Portisch: "EU-Kommissare haben kein Gespür"
Hugo Portisch will nicht Mister History genannt werden: „Nein, nein, bitte nicht“. Der bekannte Publizist und leidenschaftliche Kommentator der Weltpolitik und historischer Ereignisse, ist bescheiden: „Ich bin ein ganz gewöhnlicher Journalist, der seinen Beruf liebt und daher auch ernst nimmt.“ Sein Europa-Buch „Was jetzt“ und die Dokumentation Österreich I, die gerade im Sender ORF III läuft, sind ein Quotenhit.
KURIER: Herr Portisch, wie erklären Sie das starke Interesse der Menschen an der jüngeren Geschichte Österreichs?

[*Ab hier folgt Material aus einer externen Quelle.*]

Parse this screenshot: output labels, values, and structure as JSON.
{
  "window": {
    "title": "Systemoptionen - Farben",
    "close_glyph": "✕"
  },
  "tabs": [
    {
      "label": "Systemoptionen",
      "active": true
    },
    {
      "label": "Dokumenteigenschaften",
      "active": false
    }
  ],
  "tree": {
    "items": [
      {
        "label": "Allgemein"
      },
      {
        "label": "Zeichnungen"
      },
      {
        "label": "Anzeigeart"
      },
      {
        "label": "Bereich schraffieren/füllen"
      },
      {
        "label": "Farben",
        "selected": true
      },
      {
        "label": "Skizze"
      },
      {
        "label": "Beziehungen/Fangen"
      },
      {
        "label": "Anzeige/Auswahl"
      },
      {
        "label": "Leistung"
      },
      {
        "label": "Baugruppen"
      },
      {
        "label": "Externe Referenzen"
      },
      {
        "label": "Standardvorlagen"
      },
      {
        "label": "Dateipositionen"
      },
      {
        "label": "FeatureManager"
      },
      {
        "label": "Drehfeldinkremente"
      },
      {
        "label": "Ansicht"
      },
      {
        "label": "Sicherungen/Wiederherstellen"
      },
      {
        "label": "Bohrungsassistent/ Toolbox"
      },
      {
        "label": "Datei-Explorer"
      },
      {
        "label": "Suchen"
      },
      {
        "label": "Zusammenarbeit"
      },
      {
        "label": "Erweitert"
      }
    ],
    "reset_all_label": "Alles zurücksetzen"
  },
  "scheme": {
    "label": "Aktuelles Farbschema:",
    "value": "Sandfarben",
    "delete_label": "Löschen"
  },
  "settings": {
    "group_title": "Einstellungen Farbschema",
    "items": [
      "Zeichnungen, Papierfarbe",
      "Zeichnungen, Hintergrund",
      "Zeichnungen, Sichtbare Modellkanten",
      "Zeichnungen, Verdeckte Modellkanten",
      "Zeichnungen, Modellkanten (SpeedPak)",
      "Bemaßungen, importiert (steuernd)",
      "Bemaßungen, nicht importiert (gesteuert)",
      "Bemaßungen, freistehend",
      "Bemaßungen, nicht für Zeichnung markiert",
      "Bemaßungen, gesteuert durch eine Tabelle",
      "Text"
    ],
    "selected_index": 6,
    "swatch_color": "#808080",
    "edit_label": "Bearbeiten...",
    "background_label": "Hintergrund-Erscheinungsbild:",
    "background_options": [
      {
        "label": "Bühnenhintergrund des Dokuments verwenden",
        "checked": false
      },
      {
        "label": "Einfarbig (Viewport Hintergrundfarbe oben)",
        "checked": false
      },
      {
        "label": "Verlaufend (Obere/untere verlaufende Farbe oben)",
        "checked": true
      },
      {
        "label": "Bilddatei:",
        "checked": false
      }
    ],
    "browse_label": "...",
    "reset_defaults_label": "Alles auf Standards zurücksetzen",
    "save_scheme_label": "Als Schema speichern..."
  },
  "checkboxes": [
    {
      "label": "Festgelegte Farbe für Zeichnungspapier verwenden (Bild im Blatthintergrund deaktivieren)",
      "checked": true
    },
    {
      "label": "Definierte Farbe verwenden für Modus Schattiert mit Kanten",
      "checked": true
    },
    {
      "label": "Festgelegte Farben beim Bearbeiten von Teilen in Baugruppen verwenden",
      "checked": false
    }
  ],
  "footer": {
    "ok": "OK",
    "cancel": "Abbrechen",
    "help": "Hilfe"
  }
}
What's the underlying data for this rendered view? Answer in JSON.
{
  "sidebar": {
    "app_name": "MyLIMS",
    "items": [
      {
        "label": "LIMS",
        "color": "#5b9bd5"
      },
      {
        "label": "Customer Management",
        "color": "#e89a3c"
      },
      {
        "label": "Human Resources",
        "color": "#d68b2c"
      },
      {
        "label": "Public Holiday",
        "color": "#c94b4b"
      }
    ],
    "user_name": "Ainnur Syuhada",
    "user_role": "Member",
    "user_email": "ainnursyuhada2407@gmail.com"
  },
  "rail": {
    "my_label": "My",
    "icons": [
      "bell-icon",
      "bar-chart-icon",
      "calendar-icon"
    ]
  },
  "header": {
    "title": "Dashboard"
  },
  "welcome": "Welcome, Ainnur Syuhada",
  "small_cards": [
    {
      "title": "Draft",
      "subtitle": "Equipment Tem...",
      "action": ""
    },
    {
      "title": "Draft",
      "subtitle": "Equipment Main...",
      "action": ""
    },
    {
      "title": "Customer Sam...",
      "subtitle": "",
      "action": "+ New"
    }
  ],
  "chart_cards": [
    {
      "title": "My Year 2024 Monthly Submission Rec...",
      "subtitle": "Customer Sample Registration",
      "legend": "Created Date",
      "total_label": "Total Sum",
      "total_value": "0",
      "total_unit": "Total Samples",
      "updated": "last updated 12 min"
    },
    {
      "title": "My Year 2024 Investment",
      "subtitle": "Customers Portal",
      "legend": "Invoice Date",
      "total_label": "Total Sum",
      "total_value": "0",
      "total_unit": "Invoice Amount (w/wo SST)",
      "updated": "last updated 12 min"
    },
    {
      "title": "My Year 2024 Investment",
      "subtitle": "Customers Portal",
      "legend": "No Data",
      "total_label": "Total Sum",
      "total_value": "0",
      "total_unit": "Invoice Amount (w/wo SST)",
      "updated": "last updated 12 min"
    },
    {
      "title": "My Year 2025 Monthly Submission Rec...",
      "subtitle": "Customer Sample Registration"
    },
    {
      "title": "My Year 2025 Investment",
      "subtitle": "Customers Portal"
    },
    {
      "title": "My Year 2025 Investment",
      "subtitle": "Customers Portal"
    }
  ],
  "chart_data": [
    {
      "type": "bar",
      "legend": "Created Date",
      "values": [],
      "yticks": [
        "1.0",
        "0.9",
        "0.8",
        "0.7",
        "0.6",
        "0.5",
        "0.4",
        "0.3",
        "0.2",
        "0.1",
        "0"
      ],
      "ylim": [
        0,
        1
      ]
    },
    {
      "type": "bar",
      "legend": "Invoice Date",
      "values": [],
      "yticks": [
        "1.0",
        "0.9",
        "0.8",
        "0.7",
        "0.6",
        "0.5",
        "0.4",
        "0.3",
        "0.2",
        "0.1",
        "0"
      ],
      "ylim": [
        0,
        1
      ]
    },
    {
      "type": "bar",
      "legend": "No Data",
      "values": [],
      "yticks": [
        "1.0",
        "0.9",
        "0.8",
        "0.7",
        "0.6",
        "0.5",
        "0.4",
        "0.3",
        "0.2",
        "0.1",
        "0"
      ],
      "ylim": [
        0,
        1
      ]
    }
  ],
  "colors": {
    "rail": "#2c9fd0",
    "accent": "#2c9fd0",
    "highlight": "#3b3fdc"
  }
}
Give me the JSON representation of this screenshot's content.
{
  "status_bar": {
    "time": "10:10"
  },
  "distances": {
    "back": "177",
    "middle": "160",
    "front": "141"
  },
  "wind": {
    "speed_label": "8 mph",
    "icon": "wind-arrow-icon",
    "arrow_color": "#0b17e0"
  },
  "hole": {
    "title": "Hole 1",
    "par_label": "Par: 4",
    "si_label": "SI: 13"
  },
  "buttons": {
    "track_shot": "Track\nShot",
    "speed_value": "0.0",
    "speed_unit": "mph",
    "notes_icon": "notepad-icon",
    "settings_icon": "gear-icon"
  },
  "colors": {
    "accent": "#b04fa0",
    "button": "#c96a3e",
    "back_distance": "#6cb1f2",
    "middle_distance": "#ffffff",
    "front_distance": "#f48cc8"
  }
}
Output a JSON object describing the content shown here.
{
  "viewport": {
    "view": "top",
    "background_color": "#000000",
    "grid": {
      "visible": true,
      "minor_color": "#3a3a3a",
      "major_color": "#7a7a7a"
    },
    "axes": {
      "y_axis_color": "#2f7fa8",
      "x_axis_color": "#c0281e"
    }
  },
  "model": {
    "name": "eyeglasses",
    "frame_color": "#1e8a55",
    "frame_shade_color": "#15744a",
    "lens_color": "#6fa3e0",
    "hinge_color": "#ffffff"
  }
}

Hugo Portisch: Die Jungen wollen immer wissen, was geschehen ist und wie es geschehen ist. Die 1. Republik war lange Zeit nahezu tabu, dann war der Anschluss tabu. Die jüngere österreichische Geschichte haben die Jungen mitbekommen. Die Dokumentation Österreich II, vom damaligen ORF-Generalintendanten Gerd Bacher erfunden, haben Lehrer in der Schule eingesetzt (Doku über die 2. Republik ist ab Herbst im Sender ORF III zu sehen).
Warum machen Sie keine Dokumentation über Europa?
Das habe ich mir noch nie vorgestellt. Das scheitert daran, dass es für jeden Staat, der in der EU ist, eine andere Vorgeschichte gibt. Das über einen Leisten zu bringen, wäre vermutlich langweilig.
Sie haben mit dem Buch ‚Was jetzt‘ viel Europa-Begeisterung ausgelöst. Dieses Gefühl schwindet angesichts der Krise, die mit Zypern voll zuschlägt. Kann man noch für die EU sein?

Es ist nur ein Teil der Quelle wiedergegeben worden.